Under Dunne’s leadership, FAN has grown into a vibrant network of 50 Franciscan religious communities, 17,000 individual members, and 30 Justice Circles across 23 states, including three on college campuses. “We’re building an intergenerational Franciscan movement,” Dunne says. “We speak out on issues but try to remain in relationship.”
Countering Upward Mobility
When Michele Dunne went on her life-changing trip to Assisi in 2019 amid her professional crisis, the theme of the pilgrimage was nonviolence. Most of us don’t think of ourselves as violent, yet the systems we inherit oftentimes have a violence to them. The idol of upward mobility, for example, while helping drive capitalism and innovation, expanding opportunity, and making something like the American Dream accessible, can also lead to the dehumanization of both oneself and others in the pursuit of money and power—a pursuit that can even unfold unconsciously.
As she spiraled into Franciscanism, culminating in her pilgrimage to Assisi, Dunne learned that Francis, too, was born into a world where upward mobility was idolized. The construction of Assisi, in fact, mirrored the class system of that day.
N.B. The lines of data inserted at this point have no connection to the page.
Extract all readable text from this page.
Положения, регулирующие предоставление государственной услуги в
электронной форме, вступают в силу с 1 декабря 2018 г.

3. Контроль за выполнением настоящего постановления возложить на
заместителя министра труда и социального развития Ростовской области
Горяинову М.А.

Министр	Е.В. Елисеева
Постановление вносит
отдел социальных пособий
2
Francis was born into the rising merchant class and thus grew up in the center of the hilltop town, beneath the nobles, but above the lepers and the poor. His desire to rise in society arguably fueled his ambition to become a knight, quite the violent life for a fun-loving and generous adolescent.
Already one can see how the enticing pull of upward mobility was stirring Francis to become someone he was not. And, like Dunne, the pursuit of upward mobility ultimately left Francis empty and broken, while also opening his heart to something else—the blessing of dead ends. Downward mobility, he discovered, was the antidote for some of his soul’s deepest desires.
“I learned that times of apparent failure in my life—when it feels like I’m lost, or have been on the wrong path, or like everything I’ve done has been a sham—that these are also moments of incredible opportunity,” Dunne shares. “Part of me felt like I had wasted my time in my career in international affairs, like I never should have taken this job or that job because of the difficulties and suffering that came with them, but without those jobs I wouldn’t be where I am today. I would never have made this radical shift and decided that I needed to get away from all this.”
As executive director of FAN, she hopes to invite others into this same transformative trajectory—one that is counterintuitive and uncomfortable but maybe can help heal ourselves and America. Shares Dunne: “Every door that is put in front of you involves stepping out of your comfort zone. . . . But then, of course, God catches you.”